Young people react as the helicopter carrying Pope John Paul II lands at the site of the 2000 World Youth Day prayer vigil outside Rome. He inaugurated World Youth Day 30 years ago. Its international gatherings have drawn hundreds of thousands of people. CNS photo/Nancy Wiechec

Confessions of a first-time pilgrim

By  Steven Travale, Youth Speak News
  • July 21, 2016

I have begun my very first major pilgrimage. On July 20, I’ll board a flight to Warsaw, Poland, where for the following 12 days I’ll join thousands of others partaking in cultural and religious events at World Youth Day, created more than 30 years ago by St. John Paul II. This year’s event is being held in his homeland, Krakow, where he was archbishop.

I’ve made day trips to my diocesan cathedral and spent an hour at St. Anne de Beaupre in Quebec, but I’ve never fully undertaken a spiritual journey, which is by definition a pilgrimage.

To think that my journey is one of purpose, and of adoration, means it carries more substance and weight than a holiday. Truth be told, I’m nervous that I may not be prepared for two weeks of bold learning and self-discovery which this year’s World Youth Day promises to be.

I am one to always plan ahead and prepare for a trip; physically, I am on the ball. I’ve attended the meetings with the 60+ others who are going on the diocesan trip to Krakow, purchased a Polish SIM card, attempted (and didn’t succeed) with some Polish lessons, and packed just about everything into my suitcases. In a tangible sense, I am fully prepared for my two-week pilgrimage.

Spiritually however, I am uncertain of what to expect. At times I feel more annoyed by some of the sacrifices that I will endure on the pilgrimage. I’ll be away from my friends and social life and will be boarding with strangers, not to mention one night’s sleep under the stars.

Through all those thoughts however, I keep my trust in the Lord, knowing that the learning and spiritual benefits of a religious pilgrimage will come into fruition, God willing.

I am excited however, because that is precisely what I need at this stage of my life. As I prepare to move out of my family home and live in a faraway city as I enrol in university, it will suddenly be completely upon me to keep the faith — which my parents instilled in me — burning brightly. Two weeks spent developing spiritually with two million other young people like me will surely instill in me a fire for the faith.

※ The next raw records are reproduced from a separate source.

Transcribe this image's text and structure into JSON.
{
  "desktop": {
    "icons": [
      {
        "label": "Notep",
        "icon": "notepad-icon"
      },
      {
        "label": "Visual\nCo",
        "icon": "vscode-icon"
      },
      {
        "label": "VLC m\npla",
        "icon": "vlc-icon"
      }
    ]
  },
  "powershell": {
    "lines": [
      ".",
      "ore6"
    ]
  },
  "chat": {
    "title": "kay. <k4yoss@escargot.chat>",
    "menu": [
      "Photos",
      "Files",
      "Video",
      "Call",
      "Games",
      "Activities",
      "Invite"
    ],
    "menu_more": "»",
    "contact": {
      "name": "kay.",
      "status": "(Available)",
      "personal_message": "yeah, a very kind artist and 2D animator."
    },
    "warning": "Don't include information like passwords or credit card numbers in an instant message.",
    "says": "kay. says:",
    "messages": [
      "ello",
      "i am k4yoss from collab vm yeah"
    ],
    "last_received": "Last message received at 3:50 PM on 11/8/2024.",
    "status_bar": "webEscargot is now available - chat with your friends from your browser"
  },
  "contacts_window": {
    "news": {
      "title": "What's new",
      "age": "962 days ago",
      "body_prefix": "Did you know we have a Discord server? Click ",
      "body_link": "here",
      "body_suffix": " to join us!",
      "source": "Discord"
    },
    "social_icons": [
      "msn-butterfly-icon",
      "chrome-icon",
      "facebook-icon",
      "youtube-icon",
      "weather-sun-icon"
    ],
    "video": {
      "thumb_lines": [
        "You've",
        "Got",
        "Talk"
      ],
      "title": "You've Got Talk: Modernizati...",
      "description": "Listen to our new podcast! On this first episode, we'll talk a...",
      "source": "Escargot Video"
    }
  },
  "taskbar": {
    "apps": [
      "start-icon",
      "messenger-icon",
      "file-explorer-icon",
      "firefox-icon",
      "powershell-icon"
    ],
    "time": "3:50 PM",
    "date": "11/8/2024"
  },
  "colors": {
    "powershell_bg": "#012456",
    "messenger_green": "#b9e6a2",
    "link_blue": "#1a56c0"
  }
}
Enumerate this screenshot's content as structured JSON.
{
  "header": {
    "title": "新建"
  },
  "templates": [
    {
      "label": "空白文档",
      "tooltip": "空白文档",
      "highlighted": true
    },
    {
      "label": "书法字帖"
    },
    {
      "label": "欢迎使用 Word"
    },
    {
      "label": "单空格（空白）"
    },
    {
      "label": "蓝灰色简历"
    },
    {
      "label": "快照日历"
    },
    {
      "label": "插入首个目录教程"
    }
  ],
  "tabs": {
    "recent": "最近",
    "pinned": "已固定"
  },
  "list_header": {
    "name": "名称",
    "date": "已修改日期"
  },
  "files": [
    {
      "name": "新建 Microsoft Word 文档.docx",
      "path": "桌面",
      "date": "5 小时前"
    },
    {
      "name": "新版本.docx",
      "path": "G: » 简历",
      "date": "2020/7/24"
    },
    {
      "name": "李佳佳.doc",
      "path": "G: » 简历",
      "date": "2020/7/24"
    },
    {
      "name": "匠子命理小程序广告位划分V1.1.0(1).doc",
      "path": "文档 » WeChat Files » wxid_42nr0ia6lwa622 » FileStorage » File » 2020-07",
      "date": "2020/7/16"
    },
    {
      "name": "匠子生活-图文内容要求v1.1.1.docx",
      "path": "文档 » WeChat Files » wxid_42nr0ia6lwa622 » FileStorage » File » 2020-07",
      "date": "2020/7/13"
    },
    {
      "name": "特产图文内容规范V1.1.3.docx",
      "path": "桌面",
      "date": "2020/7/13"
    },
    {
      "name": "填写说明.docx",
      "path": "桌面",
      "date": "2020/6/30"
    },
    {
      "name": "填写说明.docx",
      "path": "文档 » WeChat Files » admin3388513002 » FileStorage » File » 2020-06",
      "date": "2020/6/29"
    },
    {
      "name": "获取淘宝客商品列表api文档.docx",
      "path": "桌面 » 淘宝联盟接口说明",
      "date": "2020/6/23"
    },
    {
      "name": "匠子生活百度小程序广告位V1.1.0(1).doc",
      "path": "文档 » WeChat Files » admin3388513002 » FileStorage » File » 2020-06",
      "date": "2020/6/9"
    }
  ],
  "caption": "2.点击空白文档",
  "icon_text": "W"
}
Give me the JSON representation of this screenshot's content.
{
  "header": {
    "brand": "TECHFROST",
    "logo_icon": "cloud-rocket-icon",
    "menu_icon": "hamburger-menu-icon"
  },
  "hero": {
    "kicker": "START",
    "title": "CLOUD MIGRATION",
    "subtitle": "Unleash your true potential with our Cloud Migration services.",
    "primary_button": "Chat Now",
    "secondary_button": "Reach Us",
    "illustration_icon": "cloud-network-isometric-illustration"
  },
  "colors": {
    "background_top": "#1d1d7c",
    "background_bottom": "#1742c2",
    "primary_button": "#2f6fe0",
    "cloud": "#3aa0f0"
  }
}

Sometimes I wonder if that was one of the many reasons for St. John Paul II to have created World Youth Day. Millions of young Catholics have participated in the various World Youth Days and many have been reignited with a passion for the Church and Jesus Christ. Seeing as this year’s theme is from the Beatitudes, “Blessed are the merciful, for they will receive mercy,” I can only hope that I will come home with a newfound desire to show mercy and carry out acts of mercy in my routine life.

The days before my departure were a time for some preliminary prayer and thanksgiving to God for the marvellous opportunity. I encourage all World Youth Day pilgrims to do the same with me — to bring the experience of the next two weeks to a full circle.

(Travale, 18, is a graduate of Sacred Heart High School in Walkerton, Ont.)